Contudo, em sua manifestação, o ministro Dias Toffoli afirmou que o tema tratado no recurso tem relevância jurídica, econômica e social, uma vez que trata dos requisitos para a criação de cargas em comissão, envolvendo a aplicação de princípios constitucionais tais como o do concurso público, da moralidade pública, da igualdade, da impessoalidade, da eficiência e da economicidade. 

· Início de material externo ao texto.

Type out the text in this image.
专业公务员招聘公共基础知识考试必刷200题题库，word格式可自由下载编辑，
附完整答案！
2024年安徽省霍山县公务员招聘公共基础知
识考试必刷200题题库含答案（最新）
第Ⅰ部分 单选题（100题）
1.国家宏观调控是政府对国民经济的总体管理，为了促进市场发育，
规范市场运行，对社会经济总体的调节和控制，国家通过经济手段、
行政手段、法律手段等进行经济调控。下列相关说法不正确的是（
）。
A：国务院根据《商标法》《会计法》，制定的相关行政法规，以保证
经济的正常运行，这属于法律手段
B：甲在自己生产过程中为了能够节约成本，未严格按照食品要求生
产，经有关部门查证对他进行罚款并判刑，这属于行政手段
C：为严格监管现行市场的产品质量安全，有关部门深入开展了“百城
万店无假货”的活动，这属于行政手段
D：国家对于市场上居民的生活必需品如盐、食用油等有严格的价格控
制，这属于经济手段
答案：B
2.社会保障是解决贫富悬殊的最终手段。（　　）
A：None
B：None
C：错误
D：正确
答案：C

No julgamento do mérito, Toffoli se manifestou pelo desprovimento do Recurso Extraordinário e pela reafirmação da jurisprudência pacífica da Corte. Ele foi seguido pela maioria dos ministros.

Fonte: Ministério Público

 

MPSP – Promotoria pede e Justiça concede liminar bloqueando bens de ex-prefeito em virtude de não justificar desequilíbrio econômico financeiro de contrato

A Justiça concedeu liminar no dia 18 de setembro, em ação civil pública ajuizada pela promotora de Justiça Débora Bertolini F. Simonetti, e tornou indisponíveis os bens do ex-prefeito de Hortolândia Jair Padovani, do ex-secretário municipal de Infraestrutura Urbana Renato Netto Cardoso, da FBN Construções e Comércio; e da GAB Engenharia até o limite de R$ 1.558.705,56. O valor corresponde à soma do prejuízo ao erário, devidamente atualizado, e da multa civil de duas vezes o valor do dano causado.

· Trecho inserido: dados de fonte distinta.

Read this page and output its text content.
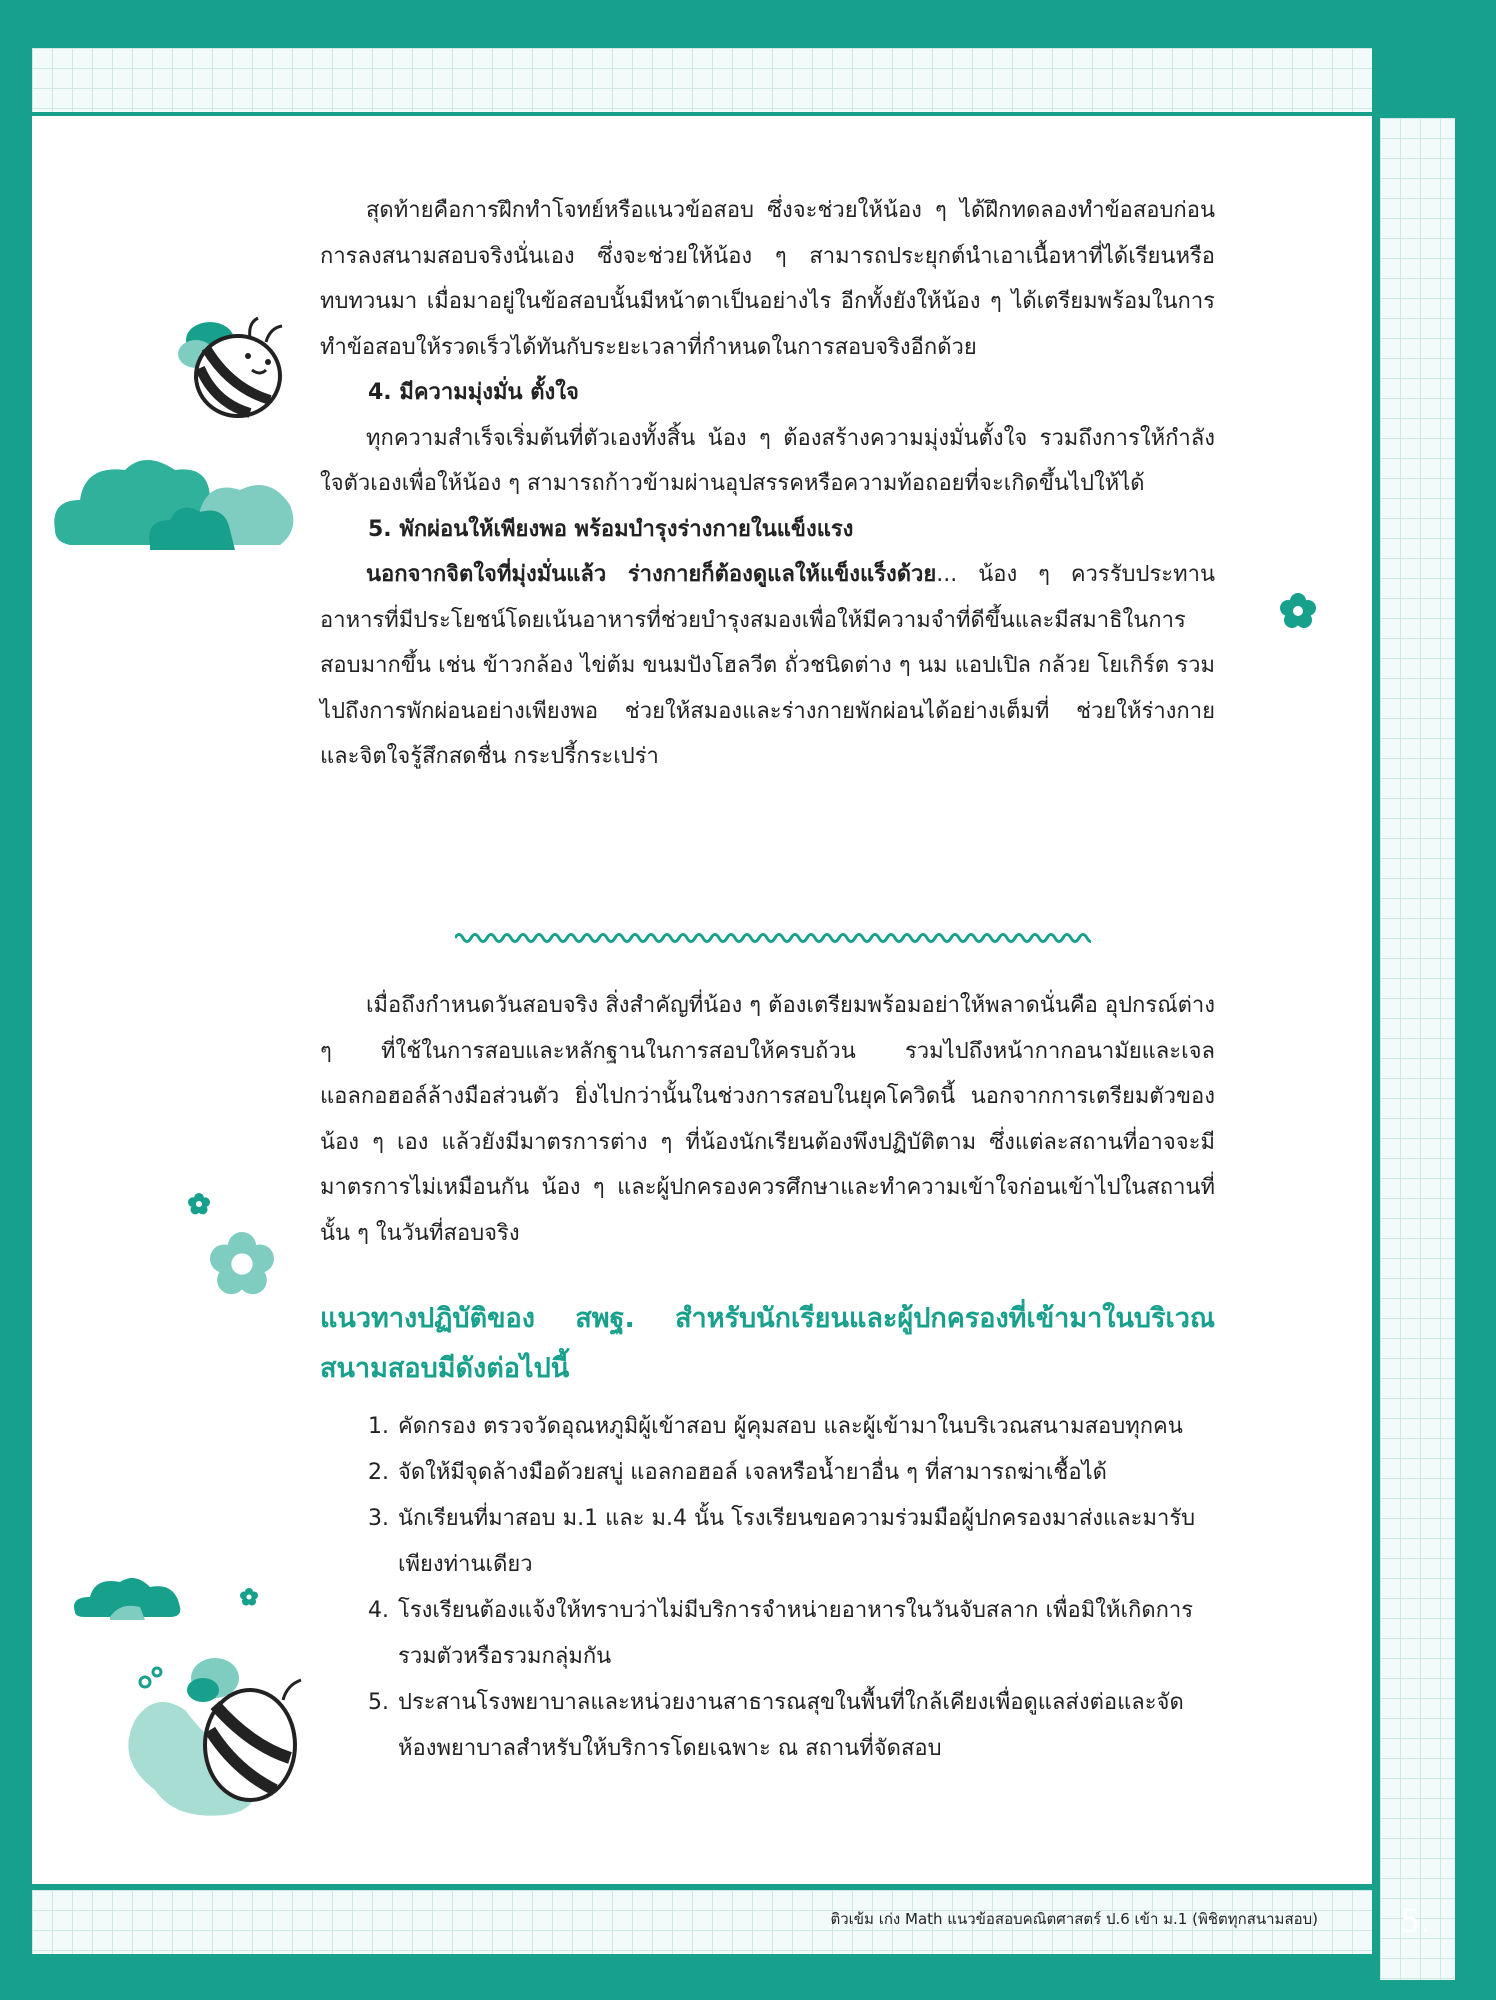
สุดท้ายคือการฝึกทำโจทย์หรือแนวข้อสอบ ซึ่งจะช่วยให้น้อง ๆ ได้ฝึกทดลองทำข้อสอบก่อนการลงสนามสอบจริงนั่นเอง ซึ่งจะช่วยให้น้อง ๆ สามารถประยุกต์นำเอาเนื้อหาที่ได้เรียนหรือทบทวนมา เมื่อมาอยู่ในข้อสอบนั้นมีหน้าตาเป็นอย่างไร อีกทั้งยังให้น้อง ๆ ได้เตรียมพร้อมในการทำข้อสอบให้รวดเร็วได้ทันกับระยะเวลาที่กำหนดในการสอบจริงอีกด้วย

4. มีความมุ่งมั่น ตั้งใจ

ทุกความสำเร็จเริ่มต้นที่ตัวเองทั้งสิ้น น้อง ๆ ต้องสร้างความมุ่งมั่นตั้งใจ รวมถึงการให้กำลังใจตัวเองเพื่อให้น้อง ๆ สามารถก้าวข้ามผ่านอุปสรรคหรือความท้อถอยที่จะเกิดขึ้นไปให้ได้

5. พักผ่อนให้เพียงพอ พร้อมบำรุงร่างกายในแข็งแรง

นอกจากจิตใจที่มุ่งมั่นแล้ว ร่างกายก็ต้องดูแลให้แข็งแร็งด้วย... น้อง ๆ ควรรับประทานอาหารที่มีประโยชน์โดยเน้นอาหารที่ช่วยบำรุงสมองเพื่อให้มีความจำที่ดีขึ้นและมีสมาธิในการสอบมากขึ้น เช่น ข้าวกล้อง ไข่ต้ม ขนมปังโฮลวีต ถั่วชนิดต่าง ๆ นม แอปเปิล กล้วย โยเกิร์ต รวมไปถึงการพักผ่อนอย่างเพียงพอ ช่วยให้สมองและร่างกายพักผ่อนได้อย่างเต็มที่ ช่วยให้ร่างกายและจิตใจรู้สึกสดชื่น กระปรี้กระเปร่า

เมื่อถึงกำหนดวันสอบจริง สิ่งสำคัญที่น้อง ๆ ต้องเตรียมพร้อมอย่าให้พลาดนั่นคือ อุปกรณ์ต่าง ๆ ที่ใช้ในการสอบและหลักฐานในการสอบให้ครบถ้วน รวมไปถึงหน้ากากอนามัยและเจลแอลกอฮอล์ล้างมือส่วนตัว ยิ่งไปกว่านั้นในช่วงการสอบในยุคโควิดนี้ นอกจากการเตรียมตัวของน้อง ๆ เอง แล้วยังมีมาตรการต่าง ๆ ที่น้องนักเรียนต้องพึงปฏิบัติตาม ซึ่งแต่ละสถานที่อาจจะมีมาตรการไม่เหมือนกัน น้อง ๆ และผู้ปกครองควรศึกษาและทำความเข้าใจก่อนเข้าไปในสถานที่นั้น ๆ ในวันที่สอบจริง

แนวทางปฏิบัติของ สพฐ. สำหรับนักเรียนและผู้ปกครองที่เข้ามาในบริเวณสนามสอบมีดังต่อไปนี้
1. คัดกรอง ตรวจวัดอุณหภูมิผู้เข้าสอบ ผู้คุมสอบ และผู้เข้ามาในบริเวณสนามสอบทุกคน
2. จัดให้มีจุดล้างมือด้วยสบู่ แอลกอฮอล์ เจลหรือน้ำยาอื่น ๆ ที่สามารถฆ่าเชื้อได้
3. นักเรียนที่มาสอบ ม.1 และ ม.4 นั้น โรงเรียนขอความร่วมมือผู้ปกครองมาส่งและมารับเพียงท่านเดียว
4. โรงเรียนต้องแจ้งให้ทราบว่าไม่มีบริการจำหน่ายอาหารในวันจับสลาก เพื่อมิให้เกิดการรวมตัวหรือรวมกลุ่มกัน
5. ประสานโรงพยาบาลและหน่วยงานสาธารณสุขในพื้นที่ใกล้เคียงเพื่อดูแลส่งต่อและจัดห้องพยาบาลสำหรับให้บริการโดยเฉพาะ ณ สถานที่จัดสอบ
ติวเข้ม เก่ง Math แนวข้อสอบคณิตศาสตร์ ป.6 เข้า ม.1 (พิชิตทุกสนามสอบ)	5.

A ação trata da irregularidade do Termo Aditivo nº. 225/03, de 12/12/2003, no valor de R$ 86.648,41, firmado no contrato administrativo decorrente da Tomada de Preços nº 14/02, assinado entre a Prefeitura Municipal de Hortolândia e a empresa FBN Construções e Comércio.

Conforme  apurado em inquérito civil, em 26 de novembro de 2002, após sagrar-se vencedora no processo licitatório, a FBN Construções e Comércio, assinou contrato com a prefeitura para a construção da “EMEF do Jardim São Sebastião”, no município.

O contrato previa o fornecimento de materiais e mão de obra pela contratada, e o preço estipulado para pagamento inicialmente foi de R$ 1.018.262,52. O prazo fixado para conclusão da obra era cinco meses, contados a partir da ordem de serviço. O referido contrato foi pessoalmente assinado por José Roberto Franco, representante da empresa contratada, e pelo então prefeito, Jair Padovani.

 
A ordem de serviço para o início das obras foi expedida no dia 16 de dezembro de 2002, projetando-se a conclusão das obras para o dia 16 de maio de 2003. Após o deferimento de pedidos de prorrogação de prazo, a obra somente foi concluída no dia 31 de janeiro de 2004, ou seja, cerca de oito meses após o prazo inicial estipulado. 
 
Durante a execução do projeto, no dia 10 de setembro de 2003, a FBN Construções e Comércio, requereu junto à prefeitura o realinhamento de preços de alguns insumos utilizados na obra, alegando desequilíbrio econômico financeiro do contrato, em razão de ter havido “grande alta de preços” motivada pelo “conturbado momento econômico.”
 
O pedido foi então encaminhado para parecer da empresa GAB Engenharia, contratada pela prefeitura para gerenciar as diversas obras de construção de escolas que ocorriam no município naquele período. A GAB Engenharia deu parecer favorável ao pedido, anexando tabela na qual apurou a necessidade de um acréscimo de R$ 86.648.41.  
 
O pedido recebeu o aval de Cardoso e contou com a sanção do prefeito Padovani. Por ocasião da submissão do procedimento licitatório ao Tribunal de Contas do Estado de São Paulo, houve a rejeição do Termo de Aditivo nº 05 (que concedeu o realinhamento de preços com base no reequilíbrio financeiro), sob o argumento de não haver suficiente comprovação, por meio de publicações oficiais, dos fatos arguidos pela FBN Construções e Comércio.
 
Um parecer técnico elaborado pelo Centro de Apoio Operacional à Execução (CAEx) do MPSP concluiu que “não houve naquele período (do contrato) fatos econômicos relevantes que justificasse o desequilíbrio econômico financeiro do contrato em questão”. E ainda que “não houve fatores que pudessem justificar os reajustamentos do período”. Verificou-se que o referido alinhamento de preços foi concedido sem que nenhuma comprovação do desequilíbrio financeiro alegado fosse fornecida pelo interessado, importando em prejuízo ao erário, na época dos fatos, de R$ 86.648,41.